March 9, 2022: The City of Sammamish just advised it will not produce the 44-page and 88-page reports of its investigation of City Manager David Rudat, citing attorney-client privilege and work product.
Sammamish Comment sought the full reports under the State’s Public Records Act. The Comment submitted its request in November. It’s taken nearly four months to respond to the PRR.
The City’s response is below:
Please be advised that the full report that you have requested is exempt from PRA disclosure as attorney/client communication and work product material prepared for the purpose of providing legal advice to the City and in anticipation of potential litigation. Please see below the legal basis for the report exemption.
Work product and attorney/client privileges may apply to communications between employees in an organization when the communications are made to secure legal advice. Doehne v. EmpRes Healthcare Mgmt., LLC, 190 Wn. App. 274, 283, 360 P.3d 34, 38 (2015). Courts have recognized “that entrusting counsel to compile and maintain information to which so many confidentiality interests potentially attached” was in the public interest. Id. Soter v. Cowles Pub. Co., 131 Wn. App. 882, 904, 130 P.3d 840, 849 (2006), aff’d, 162 Wn. 2d 716, 174 P.3d 60 (2007). Where the employer shows that the records relating to an ongoing investigation of an employee were prepared for the purpose of obtaining legal advice—such as determining the best course of action to reduce the regarding potential liability issues—then these documents are privileged.
The work product doctrine applies to documents created by investigators working for attorneys, provided the documents were created in anticipation of litigation. See, Humann v. City of Edmonds, 2014 WL 12026090, at *2 (W.D. Wash. May 12, 2014) (UNPUBLISHED), citing In re Grand Jury Subpoena (Mark Torf/Torf Envtl. Mgmt.), 357 F.3d at 907 (citing United States v. Nobles, 422 U.S. 225, 239 (1975)). Here, there was no requirement—such as City policy or statutory or regulatory requirement—that the City or its attorneys conduct an investigation, or prepare a written report, or that the result of its investigation be shared with anyone. Additionally, the nature of the inquiry regarding the City Manager involved assessing the extent to which attorney/client privileged communications and/or work product between the City and its City Attorneys and outside litigation counsel may have been disclosed to a third party, which necessitated granting access to such privilege (or potentially privileged) information to the third-party investigator to assess and evaluate the facts and seek legal advice regarding courses of action.
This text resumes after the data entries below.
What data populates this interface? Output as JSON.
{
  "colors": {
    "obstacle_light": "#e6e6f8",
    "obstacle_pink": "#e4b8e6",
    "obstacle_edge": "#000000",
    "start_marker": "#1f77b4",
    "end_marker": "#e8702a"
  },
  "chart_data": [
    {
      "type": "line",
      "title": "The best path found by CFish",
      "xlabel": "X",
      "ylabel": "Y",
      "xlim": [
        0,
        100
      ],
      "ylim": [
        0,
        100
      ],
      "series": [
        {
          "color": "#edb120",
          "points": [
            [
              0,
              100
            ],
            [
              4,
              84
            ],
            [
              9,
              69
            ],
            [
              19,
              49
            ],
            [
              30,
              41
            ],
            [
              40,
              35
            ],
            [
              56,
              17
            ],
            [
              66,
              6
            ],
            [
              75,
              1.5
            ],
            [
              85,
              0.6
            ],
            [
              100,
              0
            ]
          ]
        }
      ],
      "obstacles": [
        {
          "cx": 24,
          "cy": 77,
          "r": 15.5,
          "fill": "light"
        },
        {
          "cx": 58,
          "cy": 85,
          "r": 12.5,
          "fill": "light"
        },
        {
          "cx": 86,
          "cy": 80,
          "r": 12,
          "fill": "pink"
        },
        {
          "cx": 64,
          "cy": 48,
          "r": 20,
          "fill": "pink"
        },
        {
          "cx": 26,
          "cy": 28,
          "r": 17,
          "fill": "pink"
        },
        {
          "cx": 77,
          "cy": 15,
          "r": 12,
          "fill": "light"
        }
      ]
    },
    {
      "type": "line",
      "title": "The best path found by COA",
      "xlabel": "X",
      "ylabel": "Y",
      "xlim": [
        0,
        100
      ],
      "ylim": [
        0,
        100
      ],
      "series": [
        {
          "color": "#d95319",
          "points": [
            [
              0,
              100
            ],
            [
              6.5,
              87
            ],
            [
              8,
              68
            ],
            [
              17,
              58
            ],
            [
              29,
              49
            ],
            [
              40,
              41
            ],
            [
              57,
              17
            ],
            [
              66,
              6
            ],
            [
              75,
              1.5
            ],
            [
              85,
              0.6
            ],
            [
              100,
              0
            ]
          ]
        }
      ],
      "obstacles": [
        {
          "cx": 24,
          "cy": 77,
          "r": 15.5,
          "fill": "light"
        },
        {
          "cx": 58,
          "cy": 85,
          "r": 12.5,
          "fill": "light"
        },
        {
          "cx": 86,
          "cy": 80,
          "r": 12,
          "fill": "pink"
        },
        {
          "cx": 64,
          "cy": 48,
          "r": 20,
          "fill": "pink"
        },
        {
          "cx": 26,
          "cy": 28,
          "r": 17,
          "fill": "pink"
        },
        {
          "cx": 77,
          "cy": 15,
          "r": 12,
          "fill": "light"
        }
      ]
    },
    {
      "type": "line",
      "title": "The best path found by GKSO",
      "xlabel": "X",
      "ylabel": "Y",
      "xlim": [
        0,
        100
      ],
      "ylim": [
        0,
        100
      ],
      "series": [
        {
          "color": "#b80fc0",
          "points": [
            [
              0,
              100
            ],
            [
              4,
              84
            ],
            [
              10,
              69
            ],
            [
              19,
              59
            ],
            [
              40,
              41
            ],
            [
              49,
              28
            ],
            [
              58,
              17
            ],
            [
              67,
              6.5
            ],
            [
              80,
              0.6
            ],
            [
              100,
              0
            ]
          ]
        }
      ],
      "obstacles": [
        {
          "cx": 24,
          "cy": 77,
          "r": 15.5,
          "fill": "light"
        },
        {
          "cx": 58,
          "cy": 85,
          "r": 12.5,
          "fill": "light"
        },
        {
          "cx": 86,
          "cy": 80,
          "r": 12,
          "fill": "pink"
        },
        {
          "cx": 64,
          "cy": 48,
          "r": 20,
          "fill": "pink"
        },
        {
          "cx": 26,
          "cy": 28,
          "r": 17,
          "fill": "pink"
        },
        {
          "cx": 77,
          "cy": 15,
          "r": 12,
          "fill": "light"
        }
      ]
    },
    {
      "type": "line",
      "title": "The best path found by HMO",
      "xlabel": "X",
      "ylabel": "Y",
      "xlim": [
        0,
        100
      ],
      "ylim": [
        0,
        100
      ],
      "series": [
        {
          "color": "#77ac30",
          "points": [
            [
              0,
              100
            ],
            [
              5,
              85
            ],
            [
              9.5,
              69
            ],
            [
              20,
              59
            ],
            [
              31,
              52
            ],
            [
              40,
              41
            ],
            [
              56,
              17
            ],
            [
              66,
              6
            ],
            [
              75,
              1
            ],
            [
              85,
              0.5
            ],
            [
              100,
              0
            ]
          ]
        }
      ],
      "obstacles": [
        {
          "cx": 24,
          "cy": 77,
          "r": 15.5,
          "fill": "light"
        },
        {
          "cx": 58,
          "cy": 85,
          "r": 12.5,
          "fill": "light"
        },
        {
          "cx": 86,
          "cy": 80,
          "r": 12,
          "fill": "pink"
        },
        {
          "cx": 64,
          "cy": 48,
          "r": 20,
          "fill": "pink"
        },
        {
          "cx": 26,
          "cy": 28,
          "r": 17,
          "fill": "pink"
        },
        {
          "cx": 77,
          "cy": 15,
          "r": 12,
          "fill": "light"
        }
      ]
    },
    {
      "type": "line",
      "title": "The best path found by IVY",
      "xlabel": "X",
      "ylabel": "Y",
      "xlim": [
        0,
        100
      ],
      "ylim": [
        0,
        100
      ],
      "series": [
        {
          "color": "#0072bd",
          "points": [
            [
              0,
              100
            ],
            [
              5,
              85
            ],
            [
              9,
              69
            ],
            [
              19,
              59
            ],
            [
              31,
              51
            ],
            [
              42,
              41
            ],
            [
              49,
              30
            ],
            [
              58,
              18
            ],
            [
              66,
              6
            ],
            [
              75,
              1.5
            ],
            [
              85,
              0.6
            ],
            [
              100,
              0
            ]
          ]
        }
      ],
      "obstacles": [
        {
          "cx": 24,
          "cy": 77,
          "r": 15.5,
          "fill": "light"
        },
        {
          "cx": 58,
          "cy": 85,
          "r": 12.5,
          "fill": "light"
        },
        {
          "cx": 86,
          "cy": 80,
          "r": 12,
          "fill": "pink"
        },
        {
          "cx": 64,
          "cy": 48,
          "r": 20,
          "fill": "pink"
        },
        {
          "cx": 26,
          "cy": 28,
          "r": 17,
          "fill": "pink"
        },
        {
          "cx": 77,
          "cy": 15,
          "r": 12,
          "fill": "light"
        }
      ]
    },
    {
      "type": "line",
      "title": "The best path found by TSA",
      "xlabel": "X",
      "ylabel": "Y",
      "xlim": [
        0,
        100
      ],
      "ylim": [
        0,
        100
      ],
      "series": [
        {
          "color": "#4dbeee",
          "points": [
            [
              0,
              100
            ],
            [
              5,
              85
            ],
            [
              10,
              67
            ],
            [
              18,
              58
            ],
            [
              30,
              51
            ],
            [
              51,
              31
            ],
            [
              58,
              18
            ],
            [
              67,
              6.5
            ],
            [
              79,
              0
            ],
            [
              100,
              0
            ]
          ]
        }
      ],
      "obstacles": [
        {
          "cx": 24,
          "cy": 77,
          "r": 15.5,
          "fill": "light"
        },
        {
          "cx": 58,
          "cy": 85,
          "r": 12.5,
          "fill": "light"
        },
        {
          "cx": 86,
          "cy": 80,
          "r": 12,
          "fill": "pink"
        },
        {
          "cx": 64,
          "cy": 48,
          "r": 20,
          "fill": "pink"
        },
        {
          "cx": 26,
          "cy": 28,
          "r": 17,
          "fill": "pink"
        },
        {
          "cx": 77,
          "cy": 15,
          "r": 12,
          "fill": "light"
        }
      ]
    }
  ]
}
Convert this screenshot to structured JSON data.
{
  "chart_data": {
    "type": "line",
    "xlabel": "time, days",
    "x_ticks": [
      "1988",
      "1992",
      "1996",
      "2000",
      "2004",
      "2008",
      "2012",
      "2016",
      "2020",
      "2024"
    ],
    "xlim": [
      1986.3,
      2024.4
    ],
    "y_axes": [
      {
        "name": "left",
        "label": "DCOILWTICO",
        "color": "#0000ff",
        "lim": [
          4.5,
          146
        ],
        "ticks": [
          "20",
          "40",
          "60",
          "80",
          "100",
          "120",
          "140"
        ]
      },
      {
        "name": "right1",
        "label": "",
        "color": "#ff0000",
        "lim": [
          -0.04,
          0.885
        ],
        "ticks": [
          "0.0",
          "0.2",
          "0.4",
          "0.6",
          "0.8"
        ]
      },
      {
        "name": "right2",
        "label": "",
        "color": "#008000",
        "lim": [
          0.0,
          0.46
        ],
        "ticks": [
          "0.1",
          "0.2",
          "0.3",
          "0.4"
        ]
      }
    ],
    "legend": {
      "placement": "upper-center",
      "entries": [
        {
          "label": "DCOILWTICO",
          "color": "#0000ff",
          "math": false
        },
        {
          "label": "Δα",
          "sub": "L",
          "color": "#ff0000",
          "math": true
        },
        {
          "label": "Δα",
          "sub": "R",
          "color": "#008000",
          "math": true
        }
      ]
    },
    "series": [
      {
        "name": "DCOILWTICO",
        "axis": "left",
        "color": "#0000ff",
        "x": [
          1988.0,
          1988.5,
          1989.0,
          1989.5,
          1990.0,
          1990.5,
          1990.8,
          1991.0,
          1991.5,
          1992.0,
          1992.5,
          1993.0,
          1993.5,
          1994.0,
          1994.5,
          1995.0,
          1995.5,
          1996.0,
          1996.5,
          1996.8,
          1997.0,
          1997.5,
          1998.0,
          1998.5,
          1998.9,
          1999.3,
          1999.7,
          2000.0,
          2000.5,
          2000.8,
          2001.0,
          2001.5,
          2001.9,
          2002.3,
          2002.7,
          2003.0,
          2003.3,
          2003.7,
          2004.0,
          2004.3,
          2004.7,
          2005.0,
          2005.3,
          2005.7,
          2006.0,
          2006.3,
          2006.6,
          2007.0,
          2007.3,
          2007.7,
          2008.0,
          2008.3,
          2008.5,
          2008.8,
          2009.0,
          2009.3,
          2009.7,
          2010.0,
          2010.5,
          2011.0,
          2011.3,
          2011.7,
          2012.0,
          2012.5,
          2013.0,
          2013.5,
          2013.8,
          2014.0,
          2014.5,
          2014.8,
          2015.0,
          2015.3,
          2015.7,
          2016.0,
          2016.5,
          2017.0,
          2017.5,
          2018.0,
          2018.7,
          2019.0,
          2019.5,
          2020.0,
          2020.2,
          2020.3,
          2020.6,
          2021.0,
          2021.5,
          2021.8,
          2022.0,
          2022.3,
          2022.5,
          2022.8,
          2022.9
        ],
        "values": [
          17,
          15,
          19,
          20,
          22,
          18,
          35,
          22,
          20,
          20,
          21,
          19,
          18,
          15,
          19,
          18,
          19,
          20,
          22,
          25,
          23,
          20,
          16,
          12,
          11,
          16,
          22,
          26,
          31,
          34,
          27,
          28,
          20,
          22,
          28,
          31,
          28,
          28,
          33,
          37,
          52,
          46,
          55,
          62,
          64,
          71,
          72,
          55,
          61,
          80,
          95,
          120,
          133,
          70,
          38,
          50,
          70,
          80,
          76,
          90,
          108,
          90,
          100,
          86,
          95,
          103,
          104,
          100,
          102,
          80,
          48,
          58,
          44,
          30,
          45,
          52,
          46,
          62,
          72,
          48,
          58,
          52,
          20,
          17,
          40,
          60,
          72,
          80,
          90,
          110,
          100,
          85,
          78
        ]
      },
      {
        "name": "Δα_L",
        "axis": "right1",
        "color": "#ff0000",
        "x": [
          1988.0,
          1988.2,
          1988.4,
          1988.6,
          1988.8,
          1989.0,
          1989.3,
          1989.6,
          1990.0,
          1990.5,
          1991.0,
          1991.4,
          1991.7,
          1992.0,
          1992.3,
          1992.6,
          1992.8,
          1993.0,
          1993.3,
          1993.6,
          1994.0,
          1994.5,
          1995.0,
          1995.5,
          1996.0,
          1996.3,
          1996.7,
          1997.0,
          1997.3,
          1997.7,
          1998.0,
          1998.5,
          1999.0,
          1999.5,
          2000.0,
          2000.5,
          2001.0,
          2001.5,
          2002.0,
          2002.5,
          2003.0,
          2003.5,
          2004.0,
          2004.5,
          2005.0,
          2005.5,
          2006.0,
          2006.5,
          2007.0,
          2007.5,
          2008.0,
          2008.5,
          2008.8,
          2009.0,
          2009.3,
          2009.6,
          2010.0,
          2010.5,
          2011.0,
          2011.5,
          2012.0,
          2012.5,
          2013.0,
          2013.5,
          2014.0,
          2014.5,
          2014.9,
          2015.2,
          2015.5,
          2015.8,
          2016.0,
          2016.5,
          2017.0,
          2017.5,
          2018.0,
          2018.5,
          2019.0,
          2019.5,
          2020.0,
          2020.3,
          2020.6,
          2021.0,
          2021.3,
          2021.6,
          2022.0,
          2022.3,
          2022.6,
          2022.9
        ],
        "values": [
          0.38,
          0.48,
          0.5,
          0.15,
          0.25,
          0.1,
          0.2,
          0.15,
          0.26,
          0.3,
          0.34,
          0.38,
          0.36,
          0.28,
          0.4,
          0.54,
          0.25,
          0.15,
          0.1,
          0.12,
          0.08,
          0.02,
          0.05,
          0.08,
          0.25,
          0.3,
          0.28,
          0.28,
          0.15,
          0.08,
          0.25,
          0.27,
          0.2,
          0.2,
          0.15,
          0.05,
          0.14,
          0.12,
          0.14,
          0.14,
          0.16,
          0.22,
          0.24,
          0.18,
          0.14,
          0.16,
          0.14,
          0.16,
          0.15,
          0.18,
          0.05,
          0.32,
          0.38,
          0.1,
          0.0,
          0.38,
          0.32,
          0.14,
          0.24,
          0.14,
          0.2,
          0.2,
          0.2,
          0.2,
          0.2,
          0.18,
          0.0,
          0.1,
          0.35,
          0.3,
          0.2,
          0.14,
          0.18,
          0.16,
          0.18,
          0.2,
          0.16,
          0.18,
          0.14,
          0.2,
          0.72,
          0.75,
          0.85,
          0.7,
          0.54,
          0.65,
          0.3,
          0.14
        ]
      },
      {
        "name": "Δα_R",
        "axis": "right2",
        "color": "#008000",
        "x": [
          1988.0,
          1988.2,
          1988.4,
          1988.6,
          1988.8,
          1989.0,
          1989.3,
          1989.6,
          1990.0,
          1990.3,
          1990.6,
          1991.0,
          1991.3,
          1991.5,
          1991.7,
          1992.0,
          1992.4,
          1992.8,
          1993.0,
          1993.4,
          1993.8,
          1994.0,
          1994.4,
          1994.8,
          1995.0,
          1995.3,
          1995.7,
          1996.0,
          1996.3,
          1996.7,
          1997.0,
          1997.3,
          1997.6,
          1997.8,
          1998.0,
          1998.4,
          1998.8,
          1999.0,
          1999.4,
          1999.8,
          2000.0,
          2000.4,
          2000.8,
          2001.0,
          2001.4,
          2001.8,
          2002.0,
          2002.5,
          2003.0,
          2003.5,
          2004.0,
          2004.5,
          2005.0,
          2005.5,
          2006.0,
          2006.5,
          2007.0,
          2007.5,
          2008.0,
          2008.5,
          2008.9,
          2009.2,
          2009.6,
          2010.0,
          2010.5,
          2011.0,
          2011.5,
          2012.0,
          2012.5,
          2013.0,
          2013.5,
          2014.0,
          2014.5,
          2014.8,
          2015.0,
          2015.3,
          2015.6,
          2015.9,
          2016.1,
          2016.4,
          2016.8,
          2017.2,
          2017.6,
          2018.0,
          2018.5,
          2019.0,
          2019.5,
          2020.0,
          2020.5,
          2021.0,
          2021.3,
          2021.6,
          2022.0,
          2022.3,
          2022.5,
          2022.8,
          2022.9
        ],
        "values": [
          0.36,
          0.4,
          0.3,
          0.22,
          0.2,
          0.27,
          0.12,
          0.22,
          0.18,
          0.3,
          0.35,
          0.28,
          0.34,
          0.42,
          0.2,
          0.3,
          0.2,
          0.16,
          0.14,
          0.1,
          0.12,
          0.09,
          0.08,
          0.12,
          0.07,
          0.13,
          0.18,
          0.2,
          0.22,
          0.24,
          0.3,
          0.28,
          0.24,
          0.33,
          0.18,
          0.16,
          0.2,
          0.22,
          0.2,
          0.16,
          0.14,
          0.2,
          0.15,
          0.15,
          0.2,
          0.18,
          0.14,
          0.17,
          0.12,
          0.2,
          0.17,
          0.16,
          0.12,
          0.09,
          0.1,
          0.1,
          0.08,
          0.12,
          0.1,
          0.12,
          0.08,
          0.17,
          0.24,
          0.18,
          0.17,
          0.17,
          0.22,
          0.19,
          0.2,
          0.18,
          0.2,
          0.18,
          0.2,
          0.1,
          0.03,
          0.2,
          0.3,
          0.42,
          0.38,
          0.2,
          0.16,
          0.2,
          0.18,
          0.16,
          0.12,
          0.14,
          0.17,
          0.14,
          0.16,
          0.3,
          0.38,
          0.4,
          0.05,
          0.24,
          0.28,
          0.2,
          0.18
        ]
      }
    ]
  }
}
Even documents created both in anticipation of litigation and for some other purpose are still protected from disclosure as “dual purpose” documents. Id. See also, Humann supra (applying work product doctrine to preclude production of notes and documents prepared by investigator retained by outside counsel to investigate workplace whistleblower retaliation complaint to provide legal advice to Mayor regarding whether to uphold employee’s termination or reinstate her in lawsuit involving both Federal and Washington State law claims). At the time the investigator was asked to prepare a written report to outside legal counsel for purposes of providing legal advice to the City Council, at least one tort claim had been filed and the potential for additional claims/litigation against the City had been raised. Legal advice sought by members of the Council included questions regarding the potential impact to City interests in pending claims as well as potential additional claims as a result of various decisions the Council might make.
Here, requiring the City to produce documents that were created for the purpose of providing legal advice regarding a number of issues, including potential exposure to various existing or anticipated legal claims would prejudice the City by delving into the inviolate relationship between the City and its attorneys. Such disclosure necessarily puts the client’s inquiries and lawyer’s advice at issue and subject to inquiry and debate, and requires disclosure of their evaluation and analysis of various issues that may expose the City to liability in this case or others.
The attorney-client/work product privilege “applies to any information generated by a request for legal advice.” Soter v. Cowles Pub. Co., 131 Wn. App. at 903; see also, RCW 5.60.060. This includes communications pertaining to ongoing litigation or legal advice regarding reducing the risk of liability. See, Doehne, supra 190 Wn. App. at, 283; Soter v. Cowles Pub. Co., 131 Wn.App. at 903 (privilege applies both to communications by attorneys to their clients and records “created by clients with the intention of communicating with their attorneys”), aff’d, 169 Wn.2d at 716 (notes intended for communication to school’s attorneys, were also protected from disclosure under the attorney-client privilege); Davis v. City of Seattle, 2007 WL 4166154 (W.D. Wash. 2007) (UNPUBLISHED) a Federal judge granted the City’s motion for protective order precluding production of drafts of investigative reports and communications between an outside investigator and the City’s legal advisors. The outside investigator’s report was never at issue in the case, as the City has chosen to voluntarily produce it to the Plaintiff. Id. A report without redactions was provided to you on December 16, 2021, along with documents responsive to your request. At this time, the City believes it has fulfilled your request and will close the above-referenced request file. If staff has misinterpreted any part of your request, please advise us as soon as possible, as it is the intent of staff to fully comply with RCW 42.56 in a timely manner.